We applaud the council for the delay, but would encourage city leaders to consider a better decision in January. Just say "no" to recreational pot sales. Keep things as they are. Help the Pikes Peak region distinguish itself among Front Range destinations as a place in which parents don't have to worry about nearly unregulated commercial access to a drug they want to keep away from children.
Don't make Manitou Springs among the handful of locations on planet Earth that sell marijuana from store fronts for nothing more than the pursuit of getting stoned.

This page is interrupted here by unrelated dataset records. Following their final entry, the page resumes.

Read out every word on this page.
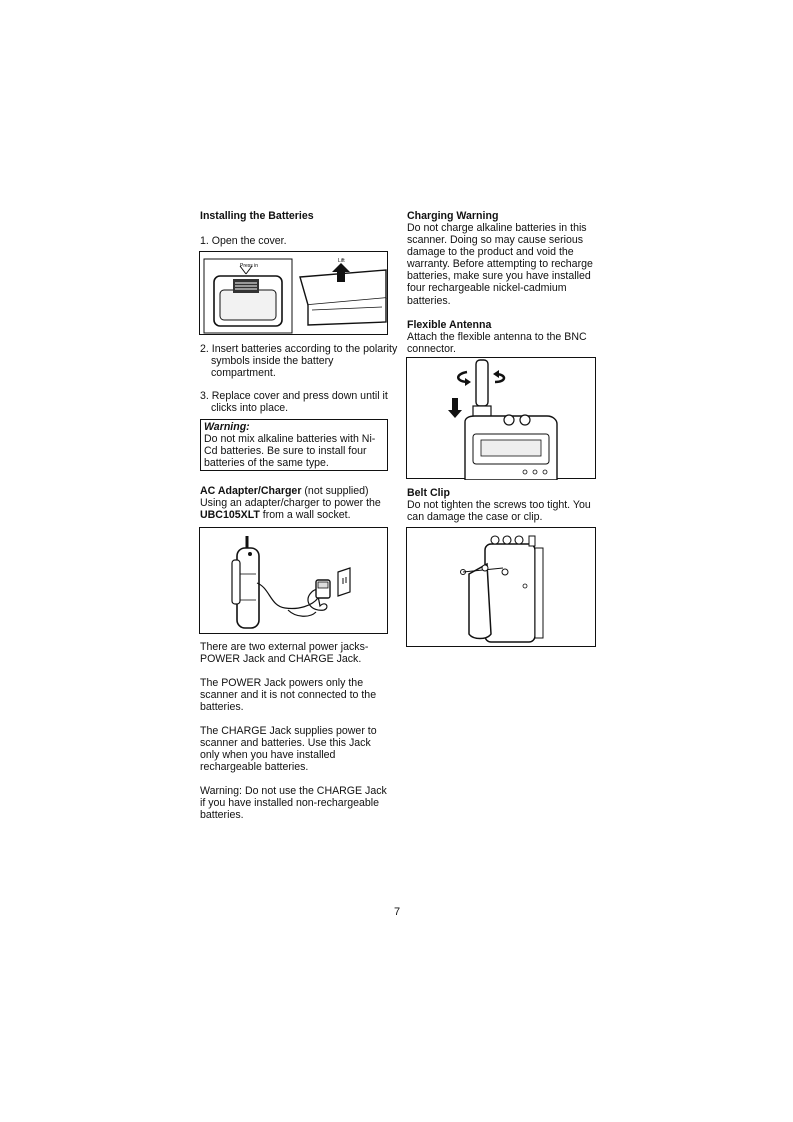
Installing the Batteries

1. Open the cover.

Press in
Lift

2. Insert batteries according to the polarity symbols inside the battery compartment.

3. Replace cover and press down until it clicks into place.

Warning:

Do not mix alkaline batteries with Ni-Cd batteries. Be sure to install four batteries of the same type.

AC Adapter/Charger (not supplied)
Using an adapter/charger to power the UBC105XLT from a wall socket.

There are two external power jacks-POWER Jack and CHARGE Jack.

The POWER Jack powers only the scanner and it is not connected to the batteries.

The CHARGE Jack supplies power to scanner and batteries. Use this Jack only when you have installed rechargeable batteries.

Warning: Do not use the CHARGE Jack if you have installed non-rechargeable batteries.

Charging Warning

Do not charge alkaline batteries in this scanner. Doing so may cause serious damage to the product and void the warranty. Before attempting to recharge batteries, make sure you have installed four rechargeable nickel-cadmium batteries.

Flexible Antenna

Attach the flexible antenna to the BNC connector.

Belt Clip

Do not tighten the screws too tight. You can damage the case or clip.

7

Those who advocate an end to the war on drugs should already be happy. Colorado has legalized recreational use, possession and limited cultivation of marijuana. Those who want to buy it on Main Street America have the option of overcoming the slight barrier of obtaining a doctor's note and a state permit. Love or hate the system, it's one that allows for retail sales while maintaining a barrier important to those who might otherwise frown on bringing young adults to the region for vacations, tours, conferences or conventions. It's a system that avoids marijuana tourism, which can be the chosen niche of Denver, Boulder and a few other communities that have chosen to accommodate recreational retail sales.

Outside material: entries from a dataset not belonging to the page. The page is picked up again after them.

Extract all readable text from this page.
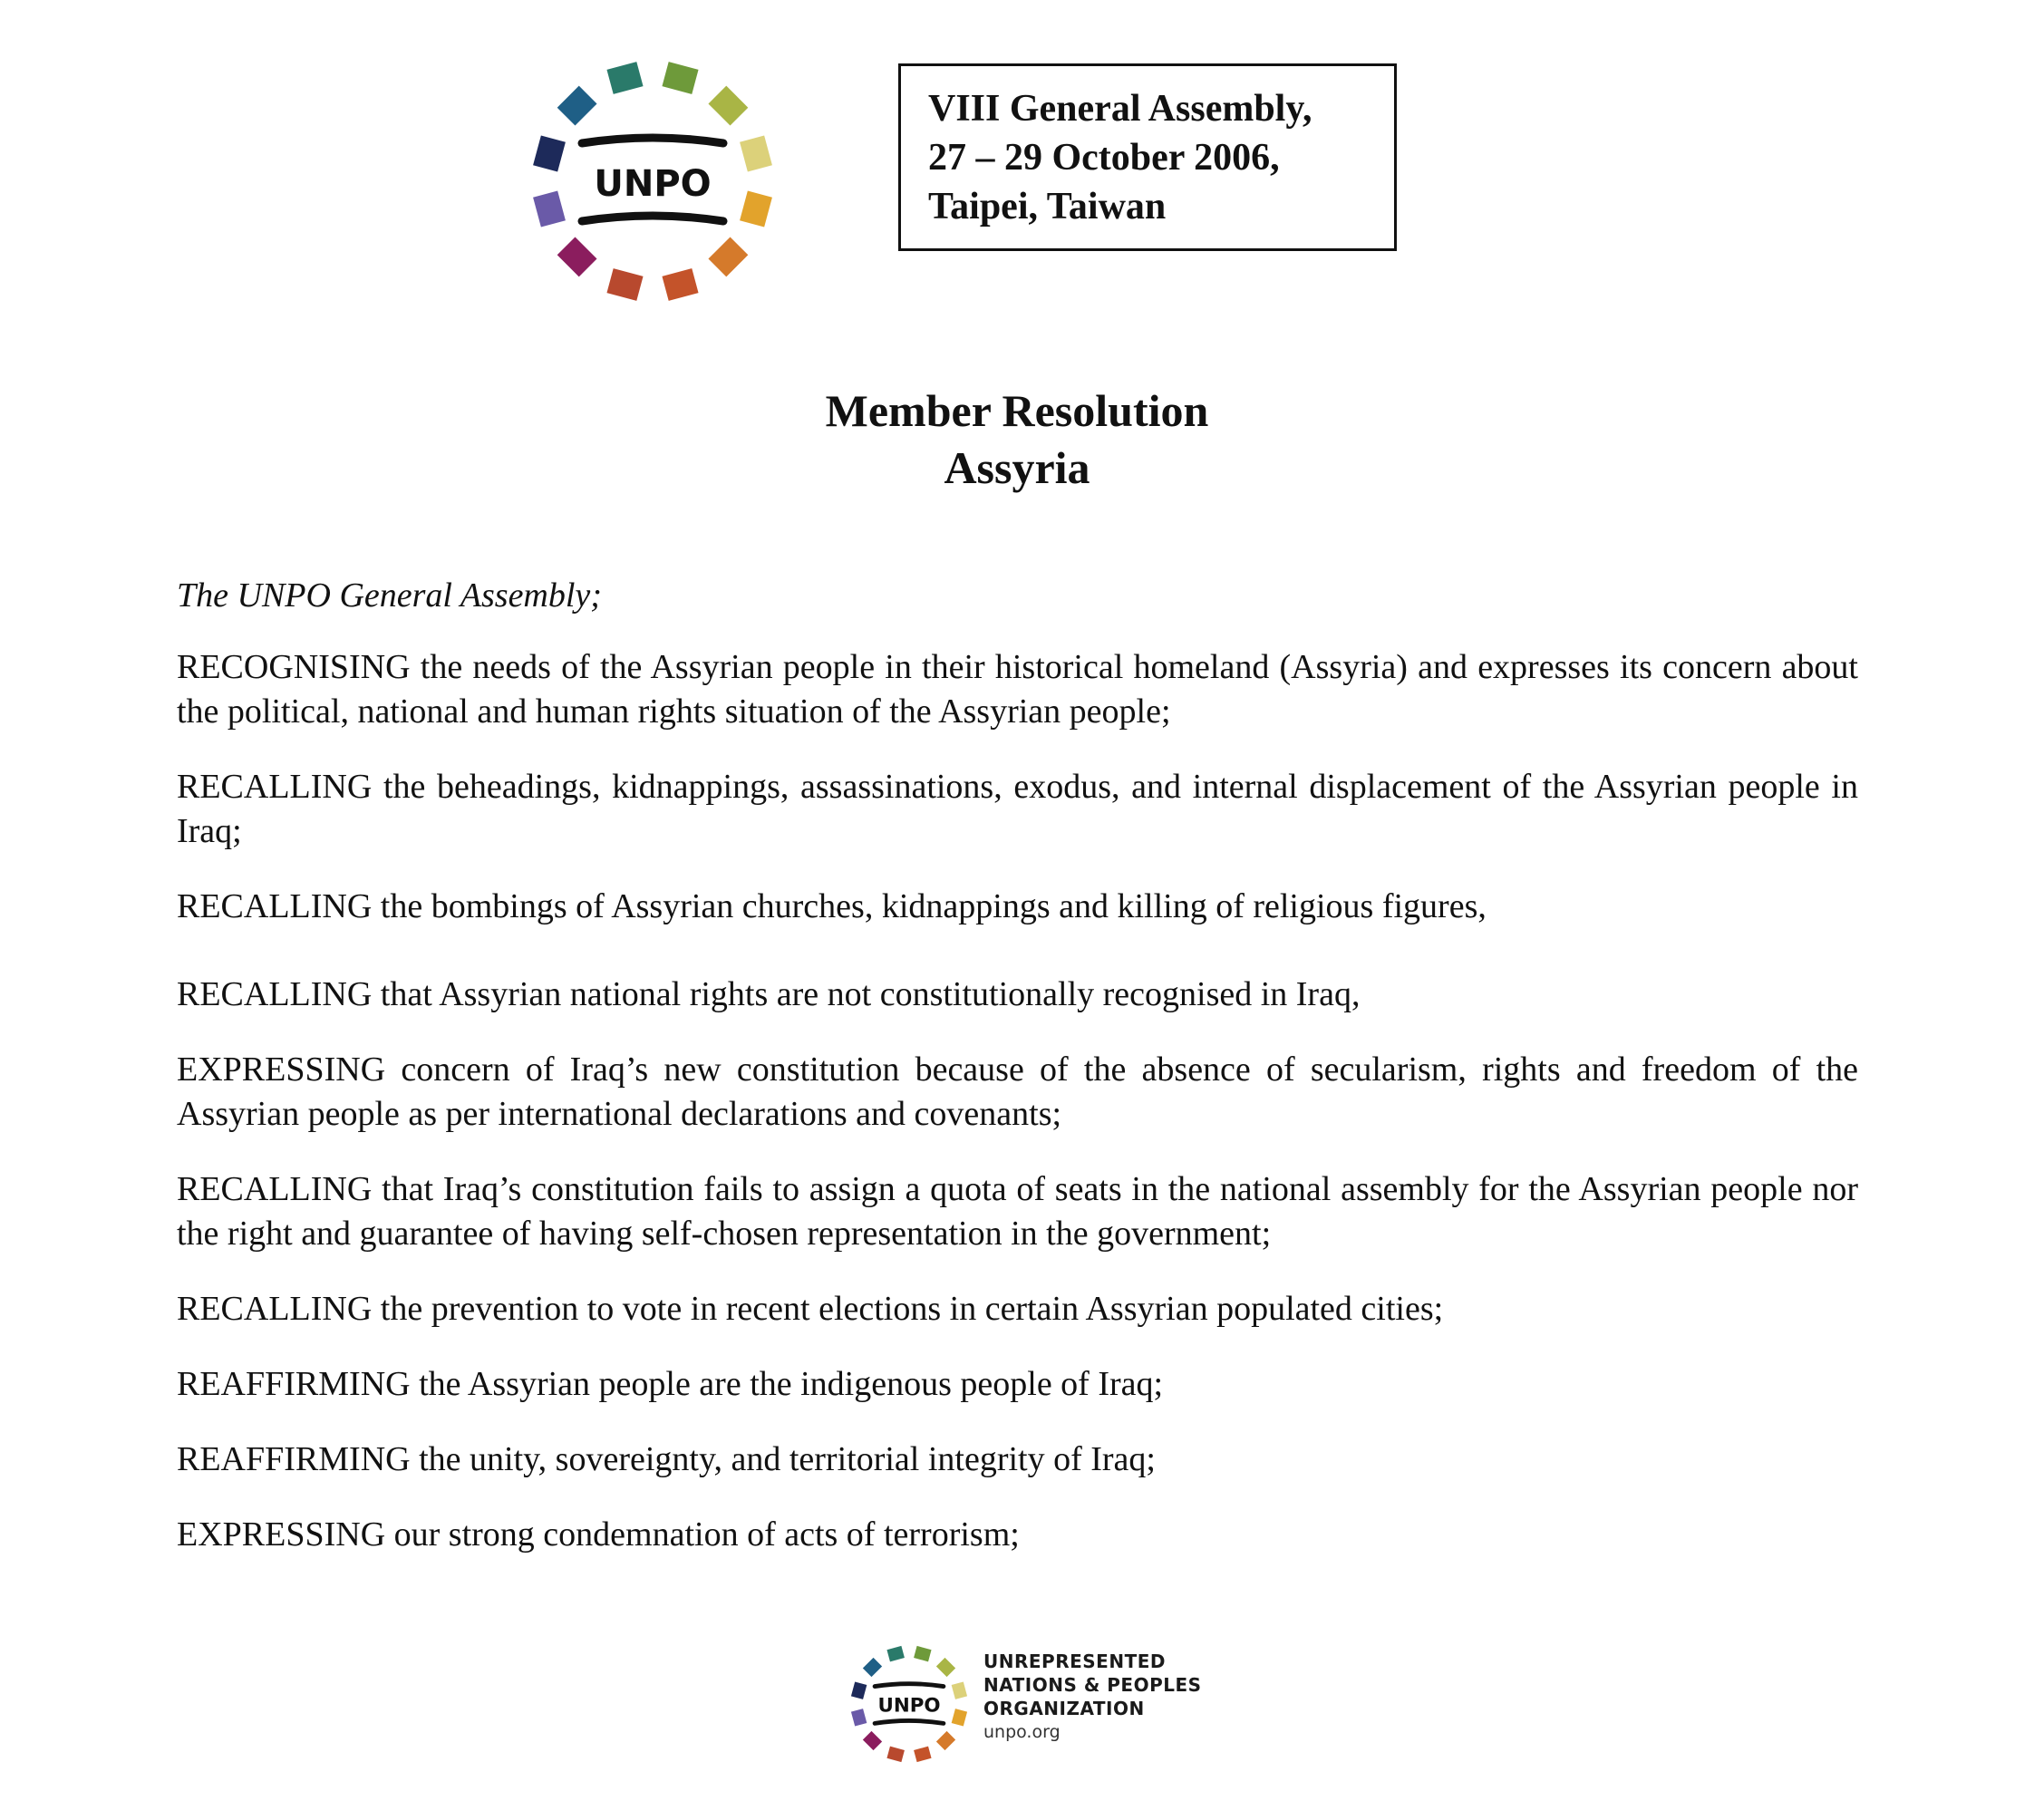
UNPO
VIII General Assembly,
27 – 29 October 2006,
Taipei, Taiwan
Member Resolution
Assyria

The UNPO General Assembly;

RECOGNISING the needs of the Assyrian people in their historical homeland (Assyria) and expresses its concern about the political, national and human rights situation of the Assyrian people;

RECALLING the beheadings, kidnappings, assassinations, exodus, and internal displacement of the Assyrian people in Iraq;

RECALLING the bombings of Assyrian churches, kidnappings and killing of religious figures,

RECALLING that Assyrian national rights are not constitutionally recognised in Iraq,

EXPRESSING concern of Iraq’s new constitution because of the absence of secularism, rights and freedom of the Assyrian people as per international declarations and covenants;

RECALLING that Iraq’s constitution fails to assign a quota of seats in the national assembly for the Assyrian people nor the right and guarantee of having self-chosen representation in the government;

RECALLING the prevention to vote in recent elections in certain Assyrian populated cities;

REAFFIRMING the Assyrian people are the indigenous people of Iraq;

REAFFIRMING the unity, sovereignty, and territorial integrity of Iraq;

EXPRESSING our strong condemnation of acts of terrorism;

UNPO
UNREPRESENTED
NATIONS & PEOPLES
ORGANIZATION
unpo.org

Ask most parents, educators and cops and they'll tell you the system we have has already facilitated an alarming increase of marijuana use among children. Every barrier Colorado has eliminated has led to what law enforcement professionals call a lowering of the "risk/reward" ratio young people use when deciding whether to use a drug. The risk factor is already low enough. Lowering it more will almost certainly mean even more young children and teens getting high and zoning out, rather than doing their homework and excelling in sports. It's sad to even think about the future ramifications of young generations stoning their way through school.
Given the fact nearly all other jurisdictions in the Pikes Peak Region have said "no" to recreational sales, in respect for parents and the military, Manitou stands to become a fly in the ointment if it says "yes." It risks positioning the village as Little Amsterdam at base of America's mountain.
The recreational sales experiment could prove catastrophic to Manitou's economy, as families with children will be likely to avoid the place. Tourists to the Pikes Peak region come from all corners of the United States and from around the world. Though a majority of Coloradans have embraced a progressive attitude about marijuana use, other places don't necessarily share it.
If Manitou leaders choose to allow commercial sales of the drug, they can expect a substantial number of families to bypass their town. They can take direct responsibility if Pentagon officials pass over our region when deciding where to place military personnel, who are supposed to remain drug free.
By contrast, Manitou council has an opportunity to play the final card that distinguishes our metropolitan area as a place of fine public policy discretion.
Marijuana is already easily available, in an above-ground market, in Manitou and throughout the Pikes Peak region. Almost anyone can jump through the hoops to obtain a state permit. Please don't take a risk that's likely to backfire, costing Manitou Springs a lot more than two retail pot shops can possibly generate for the benefit of the town.